Modern systems and devices  (electronic systems,  electronic devices and components, electrical and  mechanical systems) are made to operate under  a number of extreme environmental  and operating  conditions. The resulting stresses can affect the working-life of the components  and test  their endurance to the limit.  Failure of systems and devices can be categorized in  a number of ways  such that  major failures, minor failures, parametric failures, catastrophic failures  etc.

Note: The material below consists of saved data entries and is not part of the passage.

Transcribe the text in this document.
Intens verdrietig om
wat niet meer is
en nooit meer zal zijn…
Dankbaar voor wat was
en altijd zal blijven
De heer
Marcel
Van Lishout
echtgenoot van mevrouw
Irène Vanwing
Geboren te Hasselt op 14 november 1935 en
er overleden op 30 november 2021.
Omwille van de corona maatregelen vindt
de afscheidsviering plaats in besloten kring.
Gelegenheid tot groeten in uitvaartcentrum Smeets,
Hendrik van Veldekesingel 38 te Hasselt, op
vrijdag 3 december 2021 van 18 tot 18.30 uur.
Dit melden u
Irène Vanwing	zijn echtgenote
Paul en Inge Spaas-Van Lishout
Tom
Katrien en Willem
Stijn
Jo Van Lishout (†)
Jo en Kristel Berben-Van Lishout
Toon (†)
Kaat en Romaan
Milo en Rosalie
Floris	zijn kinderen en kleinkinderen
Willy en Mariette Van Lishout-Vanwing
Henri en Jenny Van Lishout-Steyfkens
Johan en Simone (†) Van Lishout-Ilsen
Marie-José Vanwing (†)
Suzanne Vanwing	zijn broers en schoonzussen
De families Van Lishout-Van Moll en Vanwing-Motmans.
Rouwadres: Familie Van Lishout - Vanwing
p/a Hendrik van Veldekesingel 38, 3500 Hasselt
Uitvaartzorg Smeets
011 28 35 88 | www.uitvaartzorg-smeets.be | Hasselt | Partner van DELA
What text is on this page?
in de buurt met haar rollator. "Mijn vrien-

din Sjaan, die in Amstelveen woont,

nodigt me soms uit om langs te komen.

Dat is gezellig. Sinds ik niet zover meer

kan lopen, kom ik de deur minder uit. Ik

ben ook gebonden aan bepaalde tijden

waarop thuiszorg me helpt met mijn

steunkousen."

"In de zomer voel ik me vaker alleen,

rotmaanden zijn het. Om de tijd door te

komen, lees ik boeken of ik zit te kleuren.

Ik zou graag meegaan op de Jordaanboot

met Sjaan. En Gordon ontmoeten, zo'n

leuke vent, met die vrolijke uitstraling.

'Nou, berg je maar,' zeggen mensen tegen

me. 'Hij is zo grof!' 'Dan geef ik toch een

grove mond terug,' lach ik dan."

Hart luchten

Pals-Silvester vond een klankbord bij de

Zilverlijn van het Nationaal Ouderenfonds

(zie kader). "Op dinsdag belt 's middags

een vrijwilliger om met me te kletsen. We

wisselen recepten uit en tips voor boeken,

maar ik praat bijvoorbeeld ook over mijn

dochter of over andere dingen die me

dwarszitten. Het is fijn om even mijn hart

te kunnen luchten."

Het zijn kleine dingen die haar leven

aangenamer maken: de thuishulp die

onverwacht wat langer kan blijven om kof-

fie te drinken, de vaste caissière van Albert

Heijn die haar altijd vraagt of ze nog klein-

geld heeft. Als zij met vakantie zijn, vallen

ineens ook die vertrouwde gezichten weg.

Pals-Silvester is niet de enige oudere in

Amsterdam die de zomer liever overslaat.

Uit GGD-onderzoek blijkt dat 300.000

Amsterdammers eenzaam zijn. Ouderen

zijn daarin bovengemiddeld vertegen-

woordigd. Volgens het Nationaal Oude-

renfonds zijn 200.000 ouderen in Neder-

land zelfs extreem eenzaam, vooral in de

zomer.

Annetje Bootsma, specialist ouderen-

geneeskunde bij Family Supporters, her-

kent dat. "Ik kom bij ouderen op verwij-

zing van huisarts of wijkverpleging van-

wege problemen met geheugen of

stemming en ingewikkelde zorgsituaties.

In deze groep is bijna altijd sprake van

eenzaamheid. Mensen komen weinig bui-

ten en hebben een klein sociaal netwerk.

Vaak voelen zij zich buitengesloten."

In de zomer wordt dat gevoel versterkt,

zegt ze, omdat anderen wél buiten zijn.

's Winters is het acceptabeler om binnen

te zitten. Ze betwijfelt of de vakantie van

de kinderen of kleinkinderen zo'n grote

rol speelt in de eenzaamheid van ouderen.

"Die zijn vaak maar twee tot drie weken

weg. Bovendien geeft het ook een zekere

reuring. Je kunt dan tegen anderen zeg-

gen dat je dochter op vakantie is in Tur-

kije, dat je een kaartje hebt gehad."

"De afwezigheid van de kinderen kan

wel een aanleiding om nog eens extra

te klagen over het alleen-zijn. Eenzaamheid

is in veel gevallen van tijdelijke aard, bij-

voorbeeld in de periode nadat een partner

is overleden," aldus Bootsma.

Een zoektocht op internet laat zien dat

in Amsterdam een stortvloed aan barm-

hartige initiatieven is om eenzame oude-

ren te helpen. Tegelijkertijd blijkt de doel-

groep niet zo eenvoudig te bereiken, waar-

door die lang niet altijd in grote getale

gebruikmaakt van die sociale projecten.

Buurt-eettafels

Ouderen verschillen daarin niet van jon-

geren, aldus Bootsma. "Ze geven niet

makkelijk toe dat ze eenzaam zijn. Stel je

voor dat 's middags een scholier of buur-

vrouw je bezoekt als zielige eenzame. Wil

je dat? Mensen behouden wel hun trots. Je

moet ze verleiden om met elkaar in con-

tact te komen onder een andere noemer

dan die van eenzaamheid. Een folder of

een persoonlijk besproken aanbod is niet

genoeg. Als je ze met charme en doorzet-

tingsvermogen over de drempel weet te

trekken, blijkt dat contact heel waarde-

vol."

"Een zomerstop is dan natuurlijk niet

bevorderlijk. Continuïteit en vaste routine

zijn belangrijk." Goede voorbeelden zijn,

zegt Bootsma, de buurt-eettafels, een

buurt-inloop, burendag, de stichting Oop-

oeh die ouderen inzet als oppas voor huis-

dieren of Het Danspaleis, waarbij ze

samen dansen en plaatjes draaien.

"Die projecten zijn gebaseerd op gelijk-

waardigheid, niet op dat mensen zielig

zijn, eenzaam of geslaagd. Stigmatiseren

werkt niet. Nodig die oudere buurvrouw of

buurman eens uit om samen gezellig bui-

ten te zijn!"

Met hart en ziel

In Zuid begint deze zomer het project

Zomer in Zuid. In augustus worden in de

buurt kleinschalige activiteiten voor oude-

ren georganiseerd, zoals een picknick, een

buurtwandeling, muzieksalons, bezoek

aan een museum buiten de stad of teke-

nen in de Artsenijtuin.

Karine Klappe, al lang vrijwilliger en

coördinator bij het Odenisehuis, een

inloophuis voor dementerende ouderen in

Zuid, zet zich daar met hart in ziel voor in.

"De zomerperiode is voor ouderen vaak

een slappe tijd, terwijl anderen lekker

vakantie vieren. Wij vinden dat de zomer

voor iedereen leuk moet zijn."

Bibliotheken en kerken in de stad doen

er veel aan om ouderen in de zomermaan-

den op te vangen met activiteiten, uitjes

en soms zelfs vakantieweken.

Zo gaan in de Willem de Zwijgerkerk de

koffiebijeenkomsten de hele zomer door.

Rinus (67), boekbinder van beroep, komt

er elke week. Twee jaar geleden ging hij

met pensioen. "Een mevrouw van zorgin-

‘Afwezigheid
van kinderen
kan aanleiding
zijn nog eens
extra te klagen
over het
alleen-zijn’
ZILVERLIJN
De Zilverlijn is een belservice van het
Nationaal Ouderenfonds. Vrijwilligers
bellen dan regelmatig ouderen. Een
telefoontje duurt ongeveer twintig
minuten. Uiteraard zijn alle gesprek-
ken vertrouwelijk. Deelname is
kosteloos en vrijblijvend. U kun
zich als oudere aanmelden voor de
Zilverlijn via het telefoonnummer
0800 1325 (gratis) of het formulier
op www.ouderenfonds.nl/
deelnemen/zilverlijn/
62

    Increasing  the  ability of  the components and the devices to sustain such stresses, such that they operate  for longer periods of time without failure is the goal of  reliability engineering.   However not all systems are required to operate in a fail-free manner  through their  life-time. Many systems can be repaired when they fail. This brings into the fore the concepts of maintainability, system availability,  time to repair etc.

      While ensuring the reliability of  systems and devices,  one has to work under a number of constraints. These constraints or cost-factors  take into account the resources that are  available,  economic benefits , profitability  of such an exercise  etc. Thus optimization techniques have to applied  while  designing  reliable systems.

   The concept of   "QUALITY"   is closely  linked to that of reliability.  Quality is a static concept because it deals with  how closely the product   adheres to the given specification  and customer requirements.  It does not consider the degradation of the systems and devices  over period of time due to various stresses.

    Testing and  testability are  other important issue than concerns reliability engineers.  Predicting the workability and life-time of a product  before it is shipped  has a tremendous economic value in reducing servicing costs, warranty commitments  and in keeping the good name of the company.  Thus in today's world of  cut-throat competition, reliability  engineering of paramount importance.